President Cyril Ramaphosa last night said South Africa needed to urgently add much, much more capacity to the grid to end load shedding as Eskom has an electricity shortage of up to 6 000MW. The plan to import electricity from countries such as Zambia and Botswana was among the measures he presented.
Last month, a combination of factors resulted in 18 000 MW of generation capacity being lost and forced Eskom to implement stage 6 loadshedding.
Ramaphosa said the country’s challenge in adding capacity to the grid was the time that it took for any energy project to receive the necessary approvals and commence construction.
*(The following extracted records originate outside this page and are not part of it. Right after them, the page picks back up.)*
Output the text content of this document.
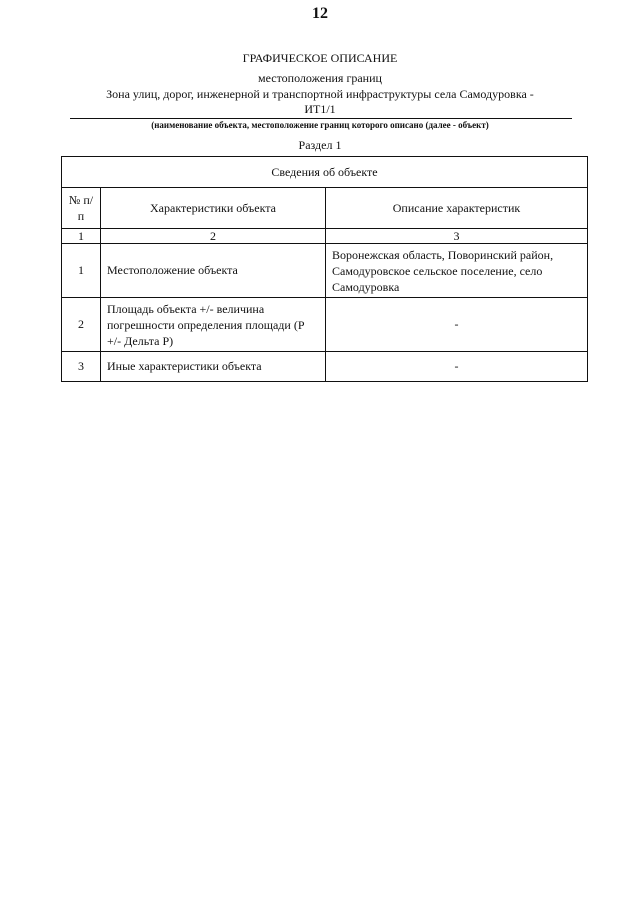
12
ГРАФИЧЕСКОЕ ОПИСАНИЕ
местоположения границ
Зона улиц, дорог, инженерной и транспортной инфраструктуры села Самодуровка -
ИТ1/1
(наименование объекта, местоположение границ которого описано (далее - объект)
Раздел 1
Сведения об объекте		
№ п/п	Характеристики объекта	Описание характеристик
1	2	3
1	Местоположение объекта	Воронежская область, Поворинский район, Самодуровское сельское поселение, село Самодуровка
2	Площадь объекта +/- величина погрешности определения площади (Р +/- Дельта Р)	-
3	Иные характеристики объекта	-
He said the process, from design to commercial operation, has tended to take more than three years due to lengthy regulatory processes and red tape.
New legislation would be tabled to speed up the approval processes of new projects.
“Over the next three months, Eskom will take additional actions to add new generation capacity to the grid on an urgent basis,” Ramaphosa said.
“As an immediate measure, surplus capacity will be bought from existing independent power producers.
“These are power plants which built more capacity than was required and can now supply this excess power to Eskom.”
Ramaphosa said Eskom will now also purchase additional energy from existing private generators such as mines, paper mills, shopping centres and other private entities that have surplus power as part of addressing the shortage of megawatts,
“Eskom will now import power from these countries through the Southern African Power Pool arrangement.
“Eskom will also use interim power solutions, such as mobile generators, to supplement current generation capacity for a limited period.”
Other measures includes removing the licensing threshold for embedded generation completely, from 100MW previously, following the success of this reform and the enthusiasm shown by the private sector.
Ramaphosa said this will enable private investment in electricity generation to rise to higher levels. He said also regulations to enable households and business to supply electricity to the grid from roof-top solar installations would be enacted.
Trade union Solidarity welcomed the government's plan to tackle the power crisis, saying that it represented an anxious leap in the right direction.
Solidarity chief executive Dr Dirk Hermann said the government's move towards a more decentralised system for power generation was the only workable and sustainable solution to South Africa's power crisis.
"As also outlined in Solidarity's earlier plan, the encouragement and facilitation of small-scale power generation on a large scale is of crucial importance to stabilise our power grid," Hermann said.
"Through deregulation and the removal of regulatory barriers, we free the private sector and communities up to present creative and resilient solutions to the crisis.”